Ethnographic-based research challenges this traditional approach. Ethnographic field research have indeed led social scientists to emphasize the energy and creativity of these activists, suggesting the emergence of a distinct culture of activism than the lack of maturity or strength of a social movement (e.g. McDonald, 2006; Juris, 2008; Osterweil, 2004; Ponniah, 2006; Pleyers, 2005). These actors actually don’t want to take their place as “challengers” in the political arena but, on the contrary, to escape the political sphere and to develop a resistance to corporate globalization centered on subjectivity, lived experience and concrete alternative practices. The ethnographic approach allow indeed to emphasize emerging elements that have been largely ignored by other methods. It is particularly true for feature concerning subjectivity and local practices. Through its lengthy time commitment, it allows “adjustment between hypothesis and evidence, especially in the form of interrogating activists about what they think they are doing” (Jasper, 2007: 97).

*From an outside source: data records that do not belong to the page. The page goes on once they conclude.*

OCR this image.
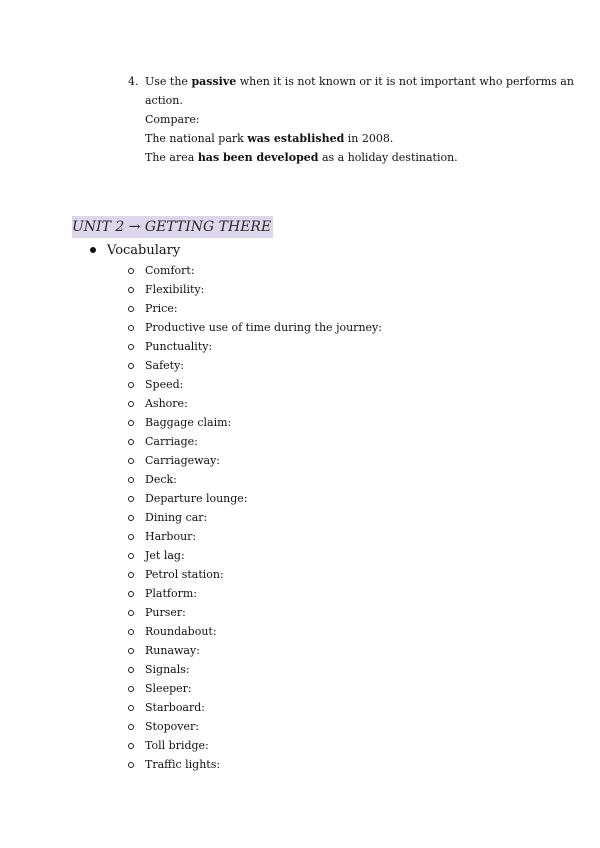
4. Use the passive when it is not known or it is not important who performs an
action.
Compare:
The national park was established in 2008.
The area has been developed as a holiday destination.
UNIT 2 → GETTING THERE
Vocabulary
Comfort:
Flexibility:
Price:
Productive use of time during the journey:
Punctuality:
Safety:
Speed:
Ashore:
Baggage claim:
Carriage:
Carriageway:
Deck:
Departure lounge:
Dining car:
Harbour:
Jet lag:
Petrol station:
Platform:
Purser:
Roundabout:
Runaway:
Signals:
Sleeper:
Starboard:
Stopover:
Toll bridge:
Traffic lights:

After a brief presentation of the main case studies we rely on, this paper explores the way experience and experimentation shape this activist culture. Sections 2 to 5 successively focus on four of its components: the centrality of experience and subjectivity, the conception of concrete alternatives emerging, through concrete experimentation processes, the idea of “spaces of experience” and similar conceptions of learning and knowledge. The last section opens a discussion on some limits and drifts these movements have been confronted to.